Volviendo la esquina de la calle Preciados se encontró de repente con un tumulto de gente que –infructuosamente– pugnaban por entrar en un local con un aguerrido –y musculoso– portero que insistía en la imposibilidad de acceder al mismo dado que estaba ya atiborrado de gente.

Aun así, la suerte parecía estar de parte de Juan, pues el fornido portero resultó ser un antiguo compañero de su “primera” juventud y después de un breve intercambio de saludos y abrazos de reconocimiento del tiempo compartido le dejó pasar a riesgo de enfrentar la furia del resto de los que esperaban.

Una vez dentro tuvo que enfrentar la odisea de llegar a una escueta barra –que se adivinaba en lo profundo del local– en donde se servían los mas variados cócteles y brebajes que uno pudiera imaginarse.

Veinte minutos después de emprender la ruta hacia la barra y esperar a que alguna de las tres chicas que la atendían le hiciese caso consiguió por fin su ansiada copa de vodka, todo un triunfo en una noche que no acababa de despegar.

Ya está –se dijo a si mismo– objetivo conseguido, ya estaba preparado para comenzar esa noche que le estaba siendo tan esquiva desde las diez –quizás un poco mas tarde–, pero no iba a ser tan fácil.

Copa en ristre se dio una vuelta reconociendo el ambiente y de paso alimentando su esperanza de encontrar algún amigo entre toda aquella multitud.

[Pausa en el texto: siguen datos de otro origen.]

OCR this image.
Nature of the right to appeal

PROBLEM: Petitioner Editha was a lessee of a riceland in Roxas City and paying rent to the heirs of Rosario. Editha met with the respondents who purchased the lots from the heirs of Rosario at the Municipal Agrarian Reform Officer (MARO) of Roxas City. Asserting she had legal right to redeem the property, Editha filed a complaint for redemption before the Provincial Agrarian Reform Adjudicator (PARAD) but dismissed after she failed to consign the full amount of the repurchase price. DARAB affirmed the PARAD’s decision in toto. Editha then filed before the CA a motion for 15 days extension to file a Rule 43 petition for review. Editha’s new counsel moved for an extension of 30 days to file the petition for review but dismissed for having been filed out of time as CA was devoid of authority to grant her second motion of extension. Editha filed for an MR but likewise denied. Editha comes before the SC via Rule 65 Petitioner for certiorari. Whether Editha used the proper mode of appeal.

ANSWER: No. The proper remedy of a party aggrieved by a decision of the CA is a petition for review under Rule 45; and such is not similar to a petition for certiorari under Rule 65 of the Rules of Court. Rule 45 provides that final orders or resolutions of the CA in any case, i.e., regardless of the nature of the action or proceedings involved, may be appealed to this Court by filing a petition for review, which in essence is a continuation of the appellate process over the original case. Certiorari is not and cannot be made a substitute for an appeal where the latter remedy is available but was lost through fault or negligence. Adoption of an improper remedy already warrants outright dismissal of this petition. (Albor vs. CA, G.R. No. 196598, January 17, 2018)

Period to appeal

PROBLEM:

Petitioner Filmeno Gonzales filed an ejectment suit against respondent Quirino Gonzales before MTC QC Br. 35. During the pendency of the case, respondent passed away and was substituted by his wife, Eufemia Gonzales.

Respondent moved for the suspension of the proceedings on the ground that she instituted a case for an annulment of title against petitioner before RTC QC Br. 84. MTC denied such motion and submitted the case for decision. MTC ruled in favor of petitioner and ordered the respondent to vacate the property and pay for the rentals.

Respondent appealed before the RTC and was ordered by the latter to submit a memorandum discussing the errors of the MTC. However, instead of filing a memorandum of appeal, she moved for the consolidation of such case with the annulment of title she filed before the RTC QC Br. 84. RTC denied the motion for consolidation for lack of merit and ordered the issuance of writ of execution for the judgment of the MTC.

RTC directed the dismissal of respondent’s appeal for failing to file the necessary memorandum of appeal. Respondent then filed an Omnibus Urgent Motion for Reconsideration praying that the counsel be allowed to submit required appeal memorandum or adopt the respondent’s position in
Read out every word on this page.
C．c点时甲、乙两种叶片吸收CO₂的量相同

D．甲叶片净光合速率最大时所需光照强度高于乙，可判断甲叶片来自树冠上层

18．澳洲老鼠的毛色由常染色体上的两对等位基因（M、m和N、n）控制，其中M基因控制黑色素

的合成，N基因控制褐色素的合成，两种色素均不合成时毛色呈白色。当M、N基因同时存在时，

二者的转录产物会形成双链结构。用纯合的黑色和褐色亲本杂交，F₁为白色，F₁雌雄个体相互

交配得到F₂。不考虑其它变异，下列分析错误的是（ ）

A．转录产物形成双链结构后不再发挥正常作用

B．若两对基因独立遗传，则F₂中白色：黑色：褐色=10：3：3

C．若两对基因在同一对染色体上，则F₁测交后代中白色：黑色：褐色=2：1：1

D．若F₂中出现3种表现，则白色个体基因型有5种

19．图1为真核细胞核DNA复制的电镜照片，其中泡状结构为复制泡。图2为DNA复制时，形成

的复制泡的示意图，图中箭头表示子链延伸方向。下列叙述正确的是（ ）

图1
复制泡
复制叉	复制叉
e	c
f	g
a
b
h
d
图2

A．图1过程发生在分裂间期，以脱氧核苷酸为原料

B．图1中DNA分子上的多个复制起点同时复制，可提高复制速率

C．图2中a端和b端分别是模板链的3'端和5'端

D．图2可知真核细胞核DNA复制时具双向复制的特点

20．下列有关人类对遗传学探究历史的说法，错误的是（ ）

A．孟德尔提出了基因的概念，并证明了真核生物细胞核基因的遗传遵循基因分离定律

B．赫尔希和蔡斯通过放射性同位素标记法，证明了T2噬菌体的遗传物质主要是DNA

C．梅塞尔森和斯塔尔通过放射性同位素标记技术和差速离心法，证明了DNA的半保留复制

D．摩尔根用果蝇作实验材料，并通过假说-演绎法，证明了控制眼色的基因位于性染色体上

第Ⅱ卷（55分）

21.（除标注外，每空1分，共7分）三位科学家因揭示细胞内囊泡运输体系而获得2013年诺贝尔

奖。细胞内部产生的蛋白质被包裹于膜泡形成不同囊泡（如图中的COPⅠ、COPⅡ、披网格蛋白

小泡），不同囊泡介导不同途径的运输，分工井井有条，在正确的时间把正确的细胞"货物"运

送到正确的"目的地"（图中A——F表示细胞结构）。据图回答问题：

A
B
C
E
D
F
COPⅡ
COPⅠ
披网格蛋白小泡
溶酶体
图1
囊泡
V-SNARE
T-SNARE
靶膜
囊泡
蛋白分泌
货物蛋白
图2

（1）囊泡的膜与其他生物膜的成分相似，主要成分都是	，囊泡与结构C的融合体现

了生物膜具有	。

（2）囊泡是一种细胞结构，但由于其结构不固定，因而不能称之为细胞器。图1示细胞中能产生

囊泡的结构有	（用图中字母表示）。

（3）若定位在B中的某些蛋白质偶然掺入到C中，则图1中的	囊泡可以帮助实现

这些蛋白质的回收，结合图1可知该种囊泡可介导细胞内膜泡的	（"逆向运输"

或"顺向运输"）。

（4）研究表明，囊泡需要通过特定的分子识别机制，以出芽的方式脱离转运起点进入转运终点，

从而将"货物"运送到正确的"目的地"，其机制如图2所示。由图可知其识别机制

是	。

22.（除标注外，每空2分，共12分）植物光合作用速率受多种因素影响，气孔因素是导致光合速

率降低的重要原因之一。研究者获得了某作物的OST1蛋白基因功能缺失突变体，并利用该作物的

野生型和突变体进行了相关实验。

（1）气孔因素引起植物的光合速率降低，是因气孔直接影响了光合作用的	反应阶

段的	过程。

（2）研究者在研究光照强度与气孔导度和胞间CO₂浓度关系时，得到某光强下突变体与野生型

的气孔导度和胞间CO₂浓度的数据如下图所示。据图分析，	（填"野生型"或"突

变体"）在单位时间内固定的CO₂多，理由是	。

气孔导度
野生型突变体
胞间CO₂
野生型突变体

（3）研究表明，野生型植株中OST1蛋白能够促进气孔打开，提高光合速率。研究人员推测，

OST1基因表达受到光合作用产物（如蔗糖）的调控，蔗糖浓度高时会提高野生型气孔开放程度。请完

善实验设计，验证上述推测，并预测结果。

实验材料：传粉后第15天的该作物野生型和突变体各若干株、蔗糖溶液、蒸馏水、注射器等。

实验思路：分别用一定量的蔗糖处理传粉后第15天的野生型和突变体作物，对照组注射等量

Pero no hubo suerte, se encontraba rodeado de cientos de personas y totalmente solo, tocaba esconder su innata timidez –esa que le impedía incluso participar en clase cuando aun era un chiquillo– e intentar conectar con alguien que pudiese sacarle de aquel atolladero.

Después de un par de patéticos intentos para iniciar una mínima conversación con alguna chica se dio cuenta de que –definitivamente– esta no era su noche y se dio por vencido.

Apuró su copa y se dispuso a abandonar aquella marabunta en la que se encontraba inmerso y dado que estaba casi al fondo del local sabia que todavía pasarían quince o veinte minutos hasta que consiguiese salir de allí.

De camino a la salida –y aunque estaba ya de retirada– aun hizo un par de intentos sabiendo de antemano que no darían resultado y de pronto se encontró en la puerta de salida.

Agradeció a su fornido y musculoso amigo que le dejara pasar y enfiló calle abajo para dirigirse a la estación de metro mas cercana y volverse a su casa, a su entorno mas íntimo, privado y solitario.

Camino a la estación, en un requiebro de la calle, se topó con una pareja que en su afán amatorio ni siquiera repararon en su presencia dada la fogosidad y pasión del momento.

Juan –después de su fallida noche de viernes– no pudo reprimir una cierta sensación de desasosiego, una sensación de que estaba abriendo una larga etapa –quizás definitiva– de muchos intentos fallidos.

Una vez hubo llegado a su casa ordenó –como siempre hacía– sus ropas y se dispuso a acostarse, eran ya las cuatro de la madrugada y esto no había hecho mas que empezar.

Aun quedan muchos viernes de primavera.